It’s here and I feel good about it. I suspect that’s due to the fact that, in accounting for Things I Wanted to Do With My Life When I Grew Up, I’ve pretty much hit them all. If you get all your childhood hopes and dreams squared away by your 40th birthday, you really can’t complain, and if you do complain anyway, people are allowed to beat you. I don’t want to be beaten, especially on my birthday.
Truth to tell, the weirdest thing about the birthday is not the whole “dude, you’re 40″ thing, but the fact it’s been rather extended this year. Last week my wife threw me a surprise birthday party, so I got a whole lot of birthday stuff taken care of then, and then yesterday, I had another birthday party of sorts at the Ohioana Book Festival closing reception, where I was given a birthday cake and a whole bunch of authors and librarians sang “Happy Birthday” to me. The interesting thing about that was the location of the reception, which was at the Ohio governor’s mansion. It’s a somewhat surreal thing to go up to the First Lady of Ohio and thank her for letting you use her house for your birthday party (she told me I was welcome).
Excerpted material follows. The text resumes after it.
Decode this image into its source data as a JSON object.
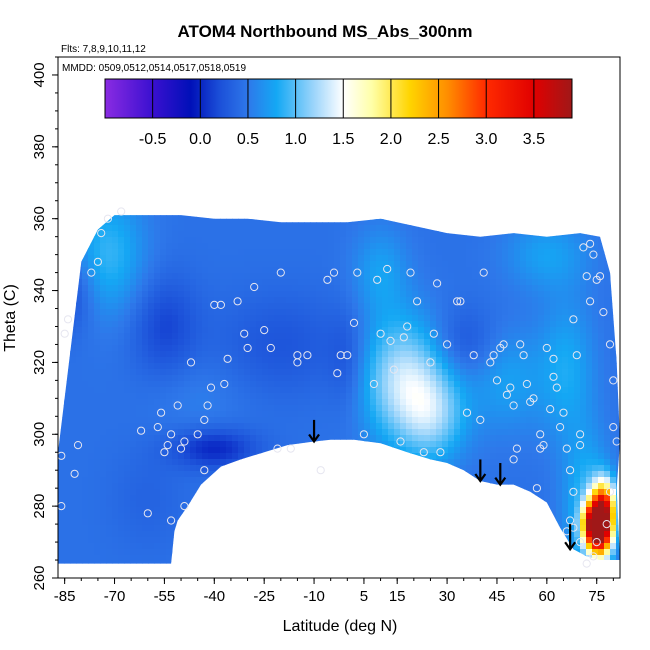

After all of that, the actual birthday, for which we have nothing at all planned birthday-wise, is likely to be anticlimactic. And you know, I’m okay with that. I think what I actually want to do at this point is think about being 40. I don’t want to make too much of a big deal of it for myself, since in most ways birthdays are arbitrary markers, and the ones ending in “0″ are even more so. That said, my 40th coincidentally falls at a point in my life where I happen to be taking a small breather — I don’t have any major projects lined up right this moment, though I suspect I will have very soon, one way or another — and so it’s a convenient day to relax, take stock, take a moment or two (or six) to be thankful for the very fortunate life I’ve had to this point, and then give a little thought about what I want to do with the rest of my life. Mind you, I don’t expect to come up with any answers, and any answers I would come up with would be highly contingent, because life has a funny way of taking your plans and setting them spinning. But just thinking about it all will be a good and useful thing.
To everyone who has already extended me birthday wishes, electronically or in person, thank you from my heart. I have a birthday wish for you too, which is that today is good and joyous day for you, that your life will be happy today, and that you’ll be with people you love and who love you back. I’m getting all those things myself today, you see; it would selfish of me not to wish them for you.